Oleh. Muhadam Labolo

Dunia bergerak dalam kebimbangan orientasinya. Antara melaju pada kecepatan sains atau kembali keruang transedental yang penuh misteri, mitos dan religi. Sejak lama mitos menstimulasi semangat bangsa-bangsa tertentu untuk maju. Jepang yakin mereka adalah generasi penerus Dewa Matahari yang menyinari alam. Bangsa Jerman percaya bahwa merekalah Ras Aria paling sempurna di muka bumi. Sisi baiknya keyakinan kolektif itu memberi energi bagi logos hingga kemajuan  bangsanya diberbagai bidang. Eksesnya, kepercayaan diri yang berlebihan itu menciptakan ambisi menaklukkan, eksploitasi dan kolonialisasi seperti slogan simpatik saudara tua dari timur atau tragedi genosaida bagi bangsa Yahudi.

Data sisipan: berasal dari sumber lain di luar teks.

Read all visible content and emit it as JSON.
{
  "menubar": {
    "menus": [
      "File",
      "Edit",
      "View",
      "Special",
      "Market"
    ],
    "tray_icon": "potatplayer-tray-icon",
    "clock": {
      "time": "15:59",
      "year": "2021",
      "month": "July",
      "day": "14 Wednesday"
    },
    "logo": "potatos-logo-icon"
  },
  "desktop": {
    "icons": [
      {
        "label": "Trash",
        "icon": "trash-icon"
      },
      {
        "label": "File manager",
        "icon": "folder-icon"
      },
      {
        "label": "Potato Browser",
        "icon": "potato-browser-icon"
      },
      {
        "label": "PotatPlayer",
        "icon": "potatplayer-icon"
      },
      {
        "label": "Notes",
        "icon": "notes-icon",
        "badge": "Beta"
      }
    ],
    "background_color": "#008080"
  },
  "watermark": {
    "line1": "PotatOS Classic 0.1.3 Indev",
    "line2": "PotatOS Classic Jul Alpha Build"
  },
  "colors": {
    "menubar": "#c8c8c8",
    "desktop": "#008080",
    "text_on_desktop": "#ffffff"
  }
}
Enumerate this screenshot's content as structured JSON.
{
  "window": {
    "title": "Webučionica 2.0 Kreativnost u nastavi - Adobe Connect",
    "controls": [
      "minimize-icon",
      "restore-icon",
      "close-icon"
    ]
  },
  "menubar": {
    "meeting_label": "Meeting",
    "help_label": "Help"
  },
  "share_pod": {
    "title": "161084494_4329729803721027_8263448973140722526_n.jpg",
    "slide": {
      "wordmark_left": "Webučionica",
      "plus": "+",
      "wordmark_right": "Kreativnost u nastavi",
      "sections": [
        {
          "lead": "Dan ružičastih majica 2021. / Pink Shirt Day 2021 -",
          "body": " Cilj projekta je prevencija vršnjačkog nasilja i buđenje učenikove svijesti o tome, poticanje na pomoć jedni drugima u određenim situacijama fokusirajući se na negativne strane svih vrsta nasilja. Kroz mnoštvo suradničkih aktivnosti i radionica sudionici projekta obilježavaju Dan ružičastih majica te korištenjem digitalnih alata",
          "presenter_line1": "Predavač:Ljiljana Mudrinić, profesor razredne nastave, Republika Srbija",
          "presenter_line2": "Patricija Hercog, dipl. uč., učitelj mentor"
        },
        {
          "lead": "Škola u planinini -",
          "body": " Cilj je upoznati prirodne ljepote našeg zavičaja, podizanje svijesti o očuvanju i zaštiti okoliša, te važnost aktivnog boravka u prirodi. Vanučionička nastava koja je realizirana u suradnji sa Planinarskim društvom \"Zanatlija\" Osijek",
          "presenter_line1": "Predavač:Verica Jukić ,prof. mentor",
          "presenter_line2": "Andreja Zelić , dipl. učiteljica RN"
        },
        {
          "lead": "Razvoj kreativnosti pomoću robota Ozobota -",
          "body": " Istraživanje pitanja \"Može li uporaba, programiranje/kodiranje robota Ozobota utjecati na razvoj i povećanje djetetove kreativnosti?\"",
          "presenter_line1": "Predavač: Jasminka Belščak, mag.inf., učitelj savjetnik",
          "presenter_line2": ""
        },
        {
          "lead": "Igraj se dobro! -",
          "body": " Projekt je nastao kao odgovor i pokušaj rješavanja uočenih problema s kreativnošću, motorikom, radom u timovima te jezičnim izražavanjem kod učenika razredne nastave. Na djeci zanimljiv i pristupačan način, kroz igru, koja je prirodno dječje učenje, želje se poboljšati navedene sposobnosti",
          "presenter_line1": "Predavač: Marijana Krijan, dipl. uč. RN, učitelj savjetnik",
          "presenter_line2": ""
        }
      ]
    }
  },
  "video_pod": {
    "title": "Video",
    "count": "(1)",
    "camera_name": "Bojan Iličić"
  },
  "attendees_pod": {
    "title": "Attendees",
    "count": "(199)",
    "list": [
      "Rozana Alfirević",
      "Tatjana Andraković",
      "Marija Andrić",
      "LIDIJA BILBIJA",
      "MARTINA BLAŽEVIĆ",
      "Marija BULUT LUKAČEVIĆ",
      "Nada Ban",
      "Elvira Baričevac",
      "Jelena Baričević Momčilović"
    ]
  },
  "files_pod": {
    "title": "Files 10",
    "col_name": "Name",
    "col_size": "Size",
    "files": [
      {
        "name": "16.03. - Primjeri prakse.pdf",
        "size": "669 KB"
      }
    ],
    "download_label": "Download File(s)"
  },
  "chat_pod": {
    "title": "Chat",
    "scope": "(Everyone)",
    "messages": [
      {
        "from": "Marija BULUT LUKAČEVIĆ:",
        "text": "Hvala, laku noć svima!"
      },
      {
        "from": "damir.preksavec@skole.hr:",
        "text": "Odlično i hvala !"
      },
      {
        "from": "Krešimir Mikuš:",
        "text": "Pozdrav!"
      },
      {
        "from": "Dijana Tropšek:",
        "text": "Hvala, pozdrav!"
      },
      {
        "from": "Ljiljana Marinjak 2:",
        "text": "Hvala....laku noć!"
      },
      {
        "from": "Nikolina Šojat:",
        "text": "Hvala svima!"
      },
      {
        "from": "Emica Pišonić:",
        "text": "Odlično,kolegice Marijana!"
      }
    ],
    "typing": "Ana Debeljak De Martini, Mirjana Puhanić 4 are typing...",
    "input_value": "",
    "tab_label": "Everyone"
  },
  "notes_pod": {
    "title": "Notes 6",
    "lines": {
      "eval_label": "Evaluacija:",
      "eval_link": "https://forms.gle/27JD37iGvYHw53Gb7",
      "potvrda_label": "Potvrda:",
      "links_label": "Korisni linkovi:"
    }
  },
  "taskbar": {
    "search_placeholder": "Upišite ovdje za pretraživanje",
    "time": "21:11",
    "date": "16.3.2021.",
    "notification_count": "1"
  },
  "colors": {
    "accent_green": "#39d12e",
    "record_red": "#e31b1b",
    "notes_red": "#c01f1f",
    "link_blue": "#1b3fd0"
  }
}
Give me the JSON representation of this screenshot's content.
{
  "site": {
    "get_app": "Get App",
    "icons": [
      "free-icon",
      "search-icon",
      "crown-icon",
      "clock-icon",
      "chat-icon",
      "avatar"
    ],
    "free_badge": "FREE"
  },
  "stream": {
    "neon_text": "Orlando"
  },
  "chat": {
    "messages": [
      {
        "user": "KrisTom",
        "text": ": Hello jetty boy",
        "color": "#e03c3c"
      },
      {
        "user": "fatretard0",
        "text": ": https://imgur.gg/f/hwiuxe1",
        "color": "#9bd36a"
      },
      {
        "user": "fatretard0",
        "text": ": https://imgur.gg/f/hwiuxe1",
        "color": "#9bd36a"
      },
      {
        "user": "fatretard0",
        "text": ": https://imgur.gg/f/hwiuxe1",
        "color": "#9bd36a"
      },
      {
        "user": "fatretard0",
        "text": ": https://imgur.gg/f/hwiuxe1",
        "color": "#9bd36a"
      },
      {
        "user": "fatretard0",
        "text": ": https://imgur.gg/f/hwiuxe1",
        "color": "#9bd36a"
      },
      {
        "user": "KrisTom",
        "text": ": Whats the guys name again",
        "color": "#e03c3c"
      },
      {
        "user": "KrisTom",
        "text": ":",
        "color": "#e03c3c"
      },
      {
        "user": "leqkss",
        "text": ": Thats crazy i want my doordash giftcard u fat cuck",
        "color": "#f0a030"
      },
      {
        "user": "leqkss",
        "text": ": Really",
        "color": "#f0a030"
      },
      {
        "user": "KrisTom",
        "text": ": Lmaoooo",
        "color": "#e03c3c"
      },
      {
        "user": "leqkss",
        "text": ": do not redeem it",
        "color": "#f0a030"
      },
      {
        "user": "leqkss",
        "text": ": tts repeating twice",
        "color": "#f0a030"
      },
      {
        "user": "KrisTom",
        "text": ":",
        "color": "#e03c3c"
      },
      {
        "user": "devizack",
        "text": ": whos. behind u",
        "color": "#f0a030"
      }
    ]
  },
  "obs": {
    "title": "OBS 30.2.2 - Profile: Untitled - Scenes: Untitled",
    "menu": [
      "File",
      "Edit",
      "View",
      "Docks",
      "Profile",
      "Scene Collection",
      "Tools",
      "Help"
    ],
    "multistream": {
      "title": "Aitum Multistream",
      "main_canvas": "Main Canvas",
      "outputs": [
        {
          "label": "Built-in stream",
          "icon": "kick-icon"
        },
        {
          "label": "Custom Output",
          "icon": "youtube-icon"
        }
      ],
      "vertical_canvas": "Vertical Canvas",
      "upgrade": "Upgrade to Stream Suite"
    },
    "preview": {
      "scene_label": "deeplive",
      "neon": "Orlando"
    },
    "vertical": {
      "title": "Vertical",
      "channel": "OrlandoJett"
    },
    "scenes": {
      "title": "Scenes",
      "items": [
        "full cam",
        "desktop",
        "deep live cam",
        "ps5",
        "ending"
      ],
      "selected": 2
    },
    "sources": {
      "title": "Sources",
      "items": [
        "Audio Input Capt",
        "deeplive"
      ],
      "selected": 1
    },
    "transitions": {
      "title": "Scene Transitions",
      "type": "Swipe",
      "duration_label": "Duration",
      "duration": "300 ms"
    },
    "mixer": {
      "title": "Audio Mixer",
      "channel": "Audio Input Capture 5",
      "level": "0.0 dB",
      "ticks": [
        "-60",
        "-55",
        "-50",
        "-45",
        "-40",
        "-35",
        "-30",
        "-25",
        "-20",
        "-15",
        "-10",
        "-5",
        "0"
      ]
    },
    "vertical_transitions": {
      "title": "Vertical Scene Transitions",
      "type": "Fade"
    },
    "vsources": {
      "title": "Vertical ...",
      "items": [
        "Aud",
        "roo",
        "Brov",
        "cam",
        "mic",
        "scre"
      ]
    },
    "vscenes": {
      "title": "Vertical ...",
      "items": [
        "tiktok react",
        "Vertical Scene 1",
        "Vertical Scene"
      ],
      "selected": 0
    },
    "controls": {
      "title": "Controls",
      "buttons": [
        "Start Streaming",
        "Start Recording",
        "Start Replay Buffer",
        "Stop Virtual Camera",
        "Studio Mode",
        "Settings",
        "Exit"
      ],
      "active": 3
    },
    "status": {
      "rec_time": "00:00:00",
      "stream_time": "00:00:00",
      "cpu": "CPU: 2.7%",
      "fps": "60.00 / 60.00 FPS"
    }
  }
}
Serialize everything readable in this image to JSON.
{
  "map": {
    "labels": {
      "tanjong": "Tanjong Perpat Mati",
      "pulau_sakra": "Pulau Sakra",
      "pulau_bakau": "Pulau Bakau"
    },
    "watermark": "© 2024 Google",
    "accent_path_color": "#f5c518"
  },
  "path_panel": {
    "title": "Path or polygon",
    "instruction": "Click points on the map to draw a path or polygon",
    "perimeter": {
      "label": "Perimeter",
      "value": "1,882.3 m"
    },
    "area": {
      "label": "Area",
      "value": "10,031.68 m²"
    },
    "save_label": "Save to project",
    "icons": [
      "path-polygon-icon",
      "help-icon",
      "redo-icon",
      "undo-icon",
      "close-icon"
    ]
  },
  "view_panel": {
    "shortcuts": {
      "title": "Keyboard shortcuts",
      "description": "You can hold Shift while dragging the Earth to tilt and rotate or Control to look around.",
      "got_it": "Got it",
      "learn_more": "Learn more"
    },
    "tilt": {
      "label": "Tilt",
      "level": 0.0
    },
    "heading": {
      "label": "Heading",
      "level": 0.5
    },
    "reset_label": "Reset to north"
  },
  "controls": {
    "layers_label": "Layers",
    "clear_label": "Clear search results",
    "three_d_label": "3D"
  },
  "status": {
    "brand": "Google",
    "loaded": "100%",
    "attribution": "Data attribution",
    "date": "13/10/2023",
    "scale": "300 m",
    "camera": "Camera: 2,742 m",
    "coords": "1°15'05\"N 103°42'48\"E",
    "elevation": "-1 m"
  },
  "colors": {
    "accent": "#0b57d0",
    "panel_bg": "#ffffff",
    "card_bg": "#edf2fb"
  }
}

Religi datang menjadi suluh bagi gelapnya mitos dan pengetahuan. Ada kekuasaan tunggal dan maha luas yang mengendalikan segalanya. Religi berusaha menjernihkan keyakinan kelam pada jalan spiritual yang menjanjikan, surga dan neraka. Maknanya semua perbuatan ada konsekuensinya, baik di dunia maupun di akhirat. Semua yang tersentuh indrawi maupun yang belum, menjadi tanggungjawab Tuhan hingga lingkup paling mikro. Sedemikian banyaknya tanggungjawab Tuhan hingga kredibilitasNya tak jarang terancam didistorsi, dimanipulasi, diperkosa, bahkan dibajak atas nama otoritas religi hingga menciptakan kemacetan, kerusakan, dan konflik atas nama Tuhan. Dalam konteks itu eksistensi Tuhan digugat bahkan diperperdebatkan lewat pengetahuan kritis manusia.

Pengetahuan datang menggantikan peran mitos yang gelap, sekaligus berupaya menalarkan apa yang selama ini disangka semata-mata menjadi tanggungjawab Tuhan. Manusia rasional tentu bertanya, dimanakah tanggungjawab dirinya sebagai mahluk sosial (homo socius), politik (zoon politicon), dan ekonomi (homo economicus). Bukankah kognisi dan perangkatnya adalah sarana yang disediakan Tuhan untuk mengetahui, memahami, menerapkan,  menganalisis, mensintesis, dan mengevaluasi setiap persoalan yang ingin dijawab menurut tingkatannya (Bloom,1956). Pengetahuan jelas diperkenankan, apalagi religi memberi sinyal kuat. Bagi mereka yang menggunakan iman & ilmu secara simultan dijanjikan Tuhan diangkat derajatnya selevel diatas manusia pada umumnya. Tentu saja semua itu membutuhkan penjelasan pengetahuan, tidak sekedar percaya sebagaimana mitos atau doktrin religi.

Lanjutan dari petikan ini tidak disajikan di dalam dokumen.